I'm using Cuda 11.2 with Visual Studio 2019.
Now, my problem is that the kernel I use to do operations on the matrix elements crashes.
It seems to do so consistently when calling the function pointer that was supplied to do the operation that's requested. It does not crash when I aquire the function pointer in the function that wraps the kernel. However, if I aquire the function pointer anywhere outside of the .cu file the kernel is located in, it crashes. It also only crashes in release mode, not in debug mode.
I have absolutely no idea whats going on here, is there something i overlooked? To me this seems rather like a compiler bug as it only happens in release mode and only when I aquire the function pointer in a different .cu file that where it is being used.
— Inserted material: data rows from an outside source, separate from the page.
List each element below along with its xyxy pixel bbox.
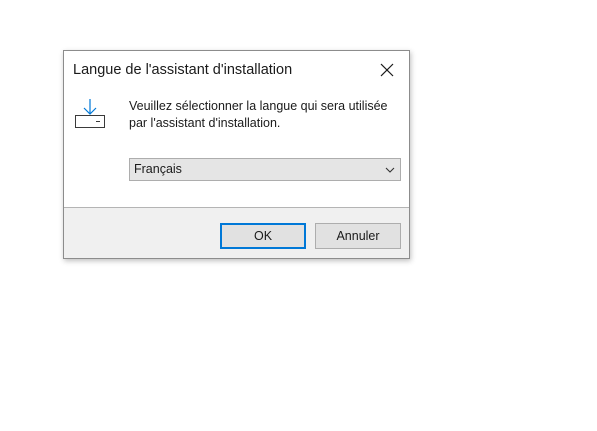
close-button[interactable]	[373, 58, 401, 82]
chevron-down-icon	[385, 167, 395, 173]
dialog-title: Langue de l'assistant d'installation	[73, 62, 293, 78]
install-icon	[74, 98, 106, 130]
language-select-value: Français	[134, 162, 182, 176]
language-select[interactable]: Français	[129, 158, 401, 181]
dialog-message: Veuillez sélectionner la langue qui sera…	[129, 99, 388, 130]
language-dialog: Langue de l'assistant d'installation Veu…	[63, 50, 410, 259]
dialog-footer: OK Annuler	[64, 207, 409, 258]
dialog-titlebar[interactable]: Langue de l'assistant d'installation	[64, 51, 409, 89]
cancel-button[interactable]: Annuler	[315, 223, 401, 249]
close-icon	[380, 63, 394, 77]
ok-button[interactable]: OK	[220, 223, 306, 249]
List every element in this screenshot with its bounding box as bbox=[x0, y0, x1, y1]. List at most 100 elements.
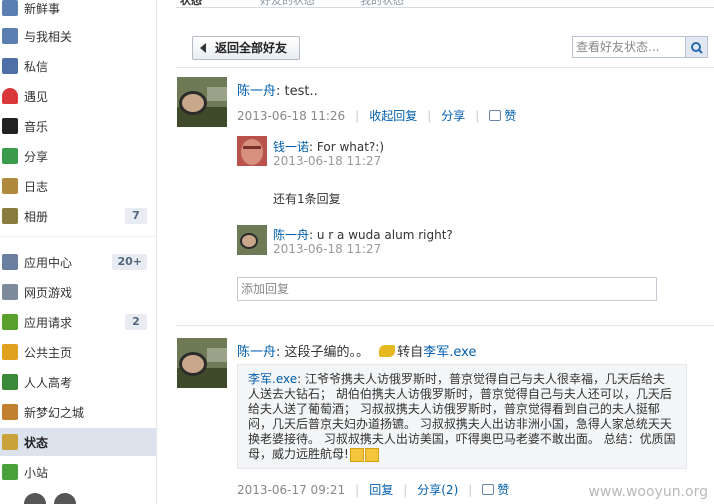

Is there any workaround for my problem?
This crash is also reproducible in a different project, so it's not some old compile artifacts or something.
I also made a minimal reproducible example:
kernel.cu:
#include "cuda_runtime.h"
#include "device_launch_parameters.h"
#include <stdio.h>
#include <math.h>
#include <iostream>
#include "crash.cuh"
template<class fnType, fnType fn>
static __global__ void __cudaFnPointerKernel(volatile void** fnPointer)
{
auto fnCopy = fn;
*fnPointer = *((void**)&fnCopy);
}
template<class fnType, fnType fn>
static inline decltype(fn) cudaFnPointer()
{
volatile void** ptr = 0;
cudaMallocManaged(&ptr, sizeof(*ptr));
__cudaFnPointerKernel<fnType, fn> << <1, 1 >> > (ptr);
volatile auto err = cudaDeviceSynchronize();
decltype(fn) ptrCopy = (decltype(fn))*ptr;
cudaFree(ptr);
return ptrCopy;
}
__device__ float reLU(float x)
{
return x > 0 ? x : 0;
}
__global__ void callFn(functionPointerType fn)
{
fn(1);
}
int main()
{
functionPointerConsumer consumer;
auto fnPtr = cudaFnPointer<decltype(reLU)*, reLU>();
std::cout << "fnPtr: " << fnPtr << "\n";
callFn<<<1, 1>>>(fnPtr);
std::cout << "Kernel Error 1: " << cudaDeviceSynchronize() << "\n";
consumer.crash(fnPtr);
std::cout << "Kernel Error 2: " << cudaDeviceSynchronize() << "\n";
}
crash.cuh:
#include "cuda_runtime.h"
#include "device_launch_parameters.h"
#include <stdio.h>
#include <math.h>
#include <iostream>
typedef float(*functionPointerType)(float);
struct functionPointerConsumer
{
void crash(functionPointerType fn);
};
crash.cu:
#include "crash.cuh"
__global__ void crashKernel(functionPointerType fn)
{
fn(1);
printf("Kernel did not crash\n");
}
void functionPointerConsumer::crash(functionPointerType fn)
{
crashKernel<<<1, 1>>>(fn);
}
Expected output/output in debug mode:
fnPtr: 00000007009A2E00
Kernel Error 1: 0
Kernel did not crash
Kernel Error 2: 0
Actual output/output in release mode:
fnPtr: 0000000000000008
Kernel Error 1: 0
Kernel Error 2: 718
The error code with which the kernel crashes is 718/cudaErrorInvalidPc. I don't know why it is cudaErrorInvalidPc though.